Mel started school here. As the Victorian three-story, wooden school aged and became a safety hazard, Nevada City applied for funding through President Franklin Roosevelt's Depression-era Works Progress Administration. After city officials won the funding, they commenced building the new school in front of the old school that occupied the area where the playground is today. (Mel remembers going to school in the old school while they were building the new one). The new school was designed by renowned architect William Mooser, who also designed famous buildings such as the Ghirardelli Building, the Civic Auditorium and the Maritime Museum in San Francisco. The art deco styling, also found on the Nevada County Superior Court building and Nevada City Hall, was a modern fit for the mining town. Tom McGuire Trucking (Mel's father) hauled the gravel for both structures.
When the Nevada City Elementary campus was completed in 1937, the old school nest door was torn down. During those days, "There were no buses, no lunch programs, and all kids walked to school," recalls Elsie Sharpe. The transition between schools was just as emotional as today's, according to the Nevada City Board of Education, which wrote this in 1937: “When the notes of its last bell pealed forth from the aging belfry, the flowing eyes of many bespoke the wrenched heartstrings of those who listed and wandered down the lanes of memory to toddling childhood days at Washington School.”

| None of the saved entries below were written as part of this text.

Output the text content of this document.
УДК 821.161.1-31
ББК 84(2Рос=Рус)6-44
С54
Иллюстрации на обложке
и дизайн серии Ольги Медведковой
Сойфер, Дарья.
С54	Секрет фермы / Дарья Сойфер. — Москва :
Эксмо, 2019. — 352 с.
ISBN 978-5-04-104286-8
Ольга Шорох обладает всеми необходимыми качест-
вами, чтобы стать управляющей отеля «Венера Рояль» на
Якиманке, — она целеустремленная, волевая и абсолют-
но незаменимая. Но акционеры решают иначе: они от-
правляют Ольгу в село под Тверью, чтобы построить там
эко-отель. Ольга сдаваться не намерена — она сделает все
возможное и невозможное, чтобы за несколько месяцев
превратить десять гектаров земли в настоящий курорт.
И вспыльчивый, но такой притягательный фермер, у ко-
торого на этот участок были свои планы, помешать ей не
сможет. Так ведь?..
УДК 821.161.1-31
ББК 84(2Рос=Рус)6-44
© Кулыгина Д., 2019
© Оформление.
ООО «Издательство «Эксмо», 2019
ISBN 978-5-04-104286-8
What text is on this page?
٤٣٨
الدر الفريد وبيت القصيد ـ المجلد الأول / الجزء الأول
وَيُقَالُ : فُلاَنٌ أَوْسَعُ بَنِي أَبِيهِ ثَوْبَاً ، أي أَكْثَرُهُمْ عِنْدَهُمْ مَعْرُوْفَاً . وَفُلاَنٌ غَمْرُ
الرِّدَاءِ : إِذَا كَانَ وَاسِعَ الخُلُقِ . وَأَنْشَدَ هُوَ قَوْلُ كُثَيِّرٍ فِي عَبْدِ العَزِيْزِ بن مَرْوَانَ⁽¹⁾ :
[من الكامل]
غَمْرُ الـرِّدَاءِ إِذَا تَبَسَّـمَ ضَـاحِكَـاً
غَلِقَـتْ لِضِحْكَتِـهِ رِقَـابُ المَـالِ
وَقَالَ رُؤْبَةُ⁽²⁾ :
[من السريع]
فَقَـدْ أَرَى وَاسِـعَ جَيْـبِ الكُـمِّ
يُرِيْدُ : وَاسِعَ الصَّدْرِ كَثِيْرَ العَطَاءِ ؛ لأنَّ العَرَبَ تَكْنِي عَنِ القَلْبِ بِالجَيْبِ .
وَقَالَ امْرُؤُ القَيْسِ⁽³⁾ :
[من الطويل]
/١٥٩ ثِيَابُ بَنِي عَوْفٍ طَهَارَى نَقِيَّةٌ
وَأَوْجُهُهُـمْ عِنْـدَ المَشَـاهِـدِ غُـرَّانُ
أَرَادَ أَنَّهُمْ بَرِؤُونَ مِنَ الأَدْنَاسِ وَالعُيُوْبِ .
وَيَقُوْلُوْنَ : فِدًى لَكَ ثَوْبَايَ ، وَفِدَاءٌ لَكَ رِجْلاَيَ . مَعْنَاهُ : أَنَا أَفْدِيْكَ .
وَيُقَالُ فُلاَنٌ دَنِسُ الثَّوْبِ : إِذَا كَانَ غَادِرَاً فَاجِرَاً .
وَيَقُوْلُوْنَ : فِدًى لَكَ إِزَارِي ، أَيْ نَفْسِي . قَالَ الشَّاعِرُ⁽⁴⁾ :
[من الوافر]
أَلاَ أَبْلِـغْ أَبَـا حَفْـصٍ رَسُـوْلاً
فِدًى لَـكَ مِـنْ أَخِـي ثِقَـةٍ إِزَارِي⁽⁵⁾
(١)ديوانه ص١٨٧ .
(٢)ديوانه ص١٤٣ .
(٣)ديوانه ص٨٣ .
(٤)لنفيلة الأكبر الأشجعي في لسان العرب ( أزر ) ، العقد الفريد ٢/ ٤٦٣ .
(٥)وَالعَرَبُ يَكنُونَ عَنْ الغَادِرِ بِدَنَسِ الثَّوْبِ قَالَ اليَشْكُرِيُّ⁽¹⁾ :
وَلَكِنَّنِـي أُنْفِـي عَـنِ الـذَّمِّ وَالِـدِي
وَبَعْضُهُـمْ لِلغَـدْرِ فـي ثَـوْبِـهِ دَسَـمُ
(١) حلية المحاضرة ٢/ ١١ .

Next year, children in kindergarten through second grades will attend Gold Run, (formerly the site of the old Nevada City High School) located in the Seven Hills Business District near Deer Creek and Seven Hills schools. The NCE campus will be put up for lease. The financial problem was a difficult one, but Superintendent Roxanne Gilpatric thanked those “who have been unwavering in their support of our district. We will need your continued support during our transition into the 2010-11 school year and beyond.” The school has been a central focus in the community for those of us who have been part of generations that attended the school. This Friday has been a chance for us to say farewell and honor the memory of this wonderful school, teachers and friends we grew up with.
September 5, 1963 Cheryl returns to school in the third grade, and Sue (right) enters the first grade at Nevada City Elementary. At right it's 2007 and three generations of our family stand on the steps following grand daughter Jessie's graduation from the 8th grade (NCE Charter school). Sue is on the right.